08.07.2010

Kundenzufriedenheit

Frühwarnsystem zur Trenderkennung entwickelt

Unternehmen erhalten Informationen darüber, wie zufrieden Kunden mit ihren Produkten und Dienstleistungen sind, zumeist durch Erhebungen mittels Fragebogen oder Telefoninterview sowie durch Mystery-Shopping. Ein neues System zur Ermittlung von Zufriedenheits-Trends entwickelte das Münchener Startup-Unternehmen Seficon. Zentrales Element ist ein Befragungsgerät, das am Point of Sale implementiert wird und über das der Kunde per Tastendruck seine Ansicht über die Leistungen des Unternehmens deutlich macht.

Unterstützt wurde das junge Beratungsunternehmen bei der Entwicklung des Gerätes von der Hochschule München und dem „Strascheg Center for Entrepreneurship“. Als Zielmärkte für die Innovation werden der Einzelhandel, Bürgerbüros, Hochschulen, Servicecenter, Banken, Informationsschalter, das Hotel- und Gaststättengewerbe sowie Clubs oder Bars angegeben. Neben der externen Kundenbefragung sieht Firmengründer Sebastian Schulz auch unternehmensinterne Einsatzbereiche für das System, etwa die Einführung eines Qualitätsmanagementsystems, für das die Mitarbeiterzufriedenheit nachgewiesen werden muss.

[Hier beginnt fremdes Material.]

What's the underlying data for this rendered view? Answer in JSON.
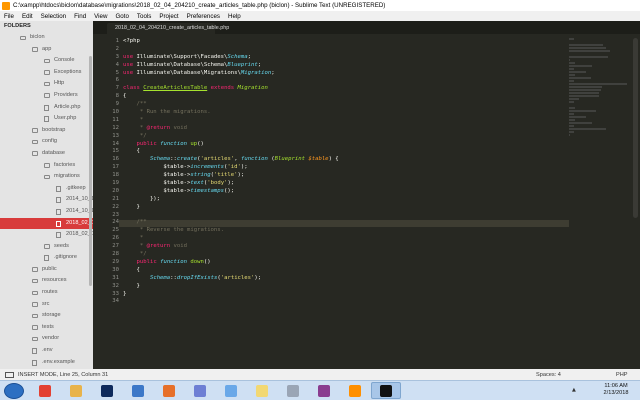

Das Befragungsgerät „Opinion Monitoring Device" (OMOD) hat die Stellfläche einer DIN-A5-Seite. Auf dem Gerät befinden sich vier Knöpfe mit lachenden und weinenden Gesichtern („Smileys“), über die der Kunde seine Meinung zu zwei Leistungsparametern abgeben kann. Aufgrund der einfachen Handhabung kann nach Ansicht von Schulz eine hohe Beteiligungsrate bis 15 Prozent erzielt werden. Der Unternehmer verweist auch darauf, dass durch die kontinuierlich gewonnenen Daten die Kundenzufriedenheit im Zeitverlauf genau dargestellt und lückenlos fortgeschrieben werden kann. Das System lasse sich in jede Umgebung integrieren, denn es verfüge über ein autarkes System der Datenübermittlung zur Seficon-Zentrale und benötige nur eine Steckdose.

„Mit dem Report geben wir unseren Kunden ein Frühwarnsystem zur Trenderkennung an die Hand“, erklärt Sebastian Schulz. Filialen und Arbeitsschichten könnten miteinander verglichen werden. Top- und Low-Performer würden erkannt, ebenso die Notwendigkeit weiterführender Maßnahmen, etwa in Form von Detail-Befragungen der Kunden. Wer das System anwende, zeige außerdem, dass er die Kundenmeinung wertschätze. Das erhöhe nachweislich die Kundenloyalität sowie die Weiterempfehlungsrate.